U.S. District Judge Katherine Forrest told Ross Ulbricht he was a criminal even though he doesn’t fit the typical profile — he has two collegiate degrees — and she brushed aside his attempt to characterize the business as a big mistake.

“It was a carefully planned life’s work. It was your opus,” she said. “You are no better a person than any other drug dealer.”

Forrest said the sentence was necessary to show others who might follow in his path that there are “very serious consequences.” She also ordered $183 million forfeiture.

Ulbricht, 31, was convicted in February of operating the site for nearly three years from 2011 until his 2013 arrest.

Prosecutors say he collected $18 million in bitcoins through commissions on drug sales on a website with thousands of listings under categories like “Cannabis,” ”Psychedelics” and “Stimulants.” They said he brokered more than 1 million drug deals worth over $183 million while he operated on the site with the alias Dread Pirate Roberts — a reference to the swashbuckling character in “The Princess Bride.”

The judge said Ulbricht’s efforts to arrange the murders of five people he deemed as threats to his business was proof that Silk Road had not become the “world without restrictions, of ultimate freedom” that he claimed he sought.

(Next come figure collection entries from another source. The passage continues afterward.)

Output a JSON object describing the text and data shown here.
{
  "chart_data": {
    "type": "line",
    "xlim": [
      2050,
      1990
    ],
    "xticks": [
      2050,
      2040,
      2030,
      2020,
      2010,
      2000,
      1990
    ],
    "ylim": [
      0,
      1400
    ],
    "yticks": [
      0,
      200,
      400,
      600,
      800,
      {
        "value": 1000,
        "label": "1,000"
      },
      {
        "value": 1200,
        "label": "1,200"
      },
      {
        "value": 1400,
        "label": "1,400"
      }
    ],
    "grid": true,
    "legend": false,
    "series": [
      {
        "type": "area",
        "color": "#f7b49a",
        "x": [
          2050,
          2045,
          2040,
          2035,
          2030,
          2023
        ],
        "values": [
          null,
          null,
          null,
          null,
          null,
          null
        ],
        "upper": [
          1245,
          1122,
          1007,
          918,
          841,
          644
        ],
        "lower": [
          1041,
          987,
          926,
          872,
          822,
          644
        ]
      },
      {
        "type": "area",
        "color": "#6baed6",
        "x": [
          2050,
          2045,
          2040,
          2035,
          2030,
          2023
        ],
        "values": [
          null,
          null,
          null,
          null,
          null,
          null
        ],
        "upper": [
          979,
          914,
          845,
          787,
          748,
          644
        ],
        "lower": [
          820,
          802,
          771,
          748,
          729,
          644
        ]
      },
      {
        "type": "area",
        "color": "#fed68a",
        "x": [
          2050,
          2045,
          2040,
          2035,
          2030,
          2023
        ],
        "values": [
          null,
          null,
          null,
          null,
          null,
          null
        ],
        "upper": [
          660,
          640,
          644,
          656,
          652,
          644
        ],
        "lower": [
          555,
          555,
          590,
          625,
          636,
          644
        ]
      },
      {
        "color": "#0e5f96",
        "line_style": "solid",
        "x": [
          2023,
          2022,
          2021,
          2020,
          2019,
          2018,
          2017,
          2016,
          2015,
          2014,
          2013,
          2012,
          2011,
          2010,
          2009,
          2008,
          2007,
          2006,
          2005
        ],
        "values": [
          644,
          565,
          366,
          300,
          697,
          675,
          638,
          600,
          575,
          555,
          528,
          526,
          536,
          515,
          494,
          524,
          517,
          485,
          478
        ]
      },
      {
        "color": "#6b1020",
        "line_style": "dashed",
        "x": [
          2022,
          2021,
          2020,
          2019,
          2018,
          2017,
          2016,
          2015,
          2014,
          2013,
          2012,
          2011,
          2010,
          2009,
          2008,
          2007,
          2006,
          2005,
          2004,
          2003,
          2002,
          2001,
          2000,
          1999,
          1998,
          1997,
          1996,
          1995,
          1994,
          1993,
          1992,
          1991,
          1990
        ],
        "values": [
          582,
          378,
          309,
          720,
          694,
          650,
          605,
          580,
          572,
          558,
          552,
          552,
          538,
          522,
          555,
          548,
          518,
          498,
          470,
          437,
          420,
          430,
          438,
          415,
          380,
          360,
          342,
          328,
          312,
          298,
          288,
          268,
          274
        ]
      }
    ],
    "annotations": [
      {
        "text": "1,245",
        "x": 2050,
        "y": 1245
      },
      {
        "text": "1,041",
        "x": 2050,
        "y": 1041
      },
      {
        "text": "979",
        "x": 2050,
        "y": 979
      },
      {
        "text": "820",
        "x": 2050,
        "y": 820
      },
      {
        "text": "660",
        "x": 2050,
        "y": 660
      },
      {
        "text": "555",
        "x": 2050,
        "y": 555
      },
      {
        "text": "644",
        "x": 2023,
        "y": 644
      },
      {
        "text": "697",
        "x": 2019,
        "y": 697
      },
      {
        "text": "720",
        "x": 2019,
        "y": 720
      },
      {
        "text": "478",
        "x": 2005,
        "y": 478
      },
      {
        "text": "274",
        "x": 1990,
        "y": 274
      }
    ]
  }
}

Forrest said she was “blown away in fury” at the “breathtakingly irresponsible” Internet postings of a doctor who advised customers on Silk Road about the effects of various drugs.

Prosecutors cited at least five deaths traced to overdoses from drugs bought on Silk Road, and a parent of two of the victims spoke in court.

Before the sentence was announced, a sniffling and apologetic Ulbricht told Forrest he’s a changed man who is not greedy or vain by nature.

“I’ve essentially ruined my life and broken the hearts of every member of my family and my closest friends,” he said. “I’m not a self-centered sociopathic person that was trying to express some inner badness. I do love freedom. It’s been devastating to use it.”

His hands folded before him, Ulbricht was stoic as the sentence was announced. As he left the courtroom, he carried with him photographs of those who died as a result of drugs purchased on Silk Road.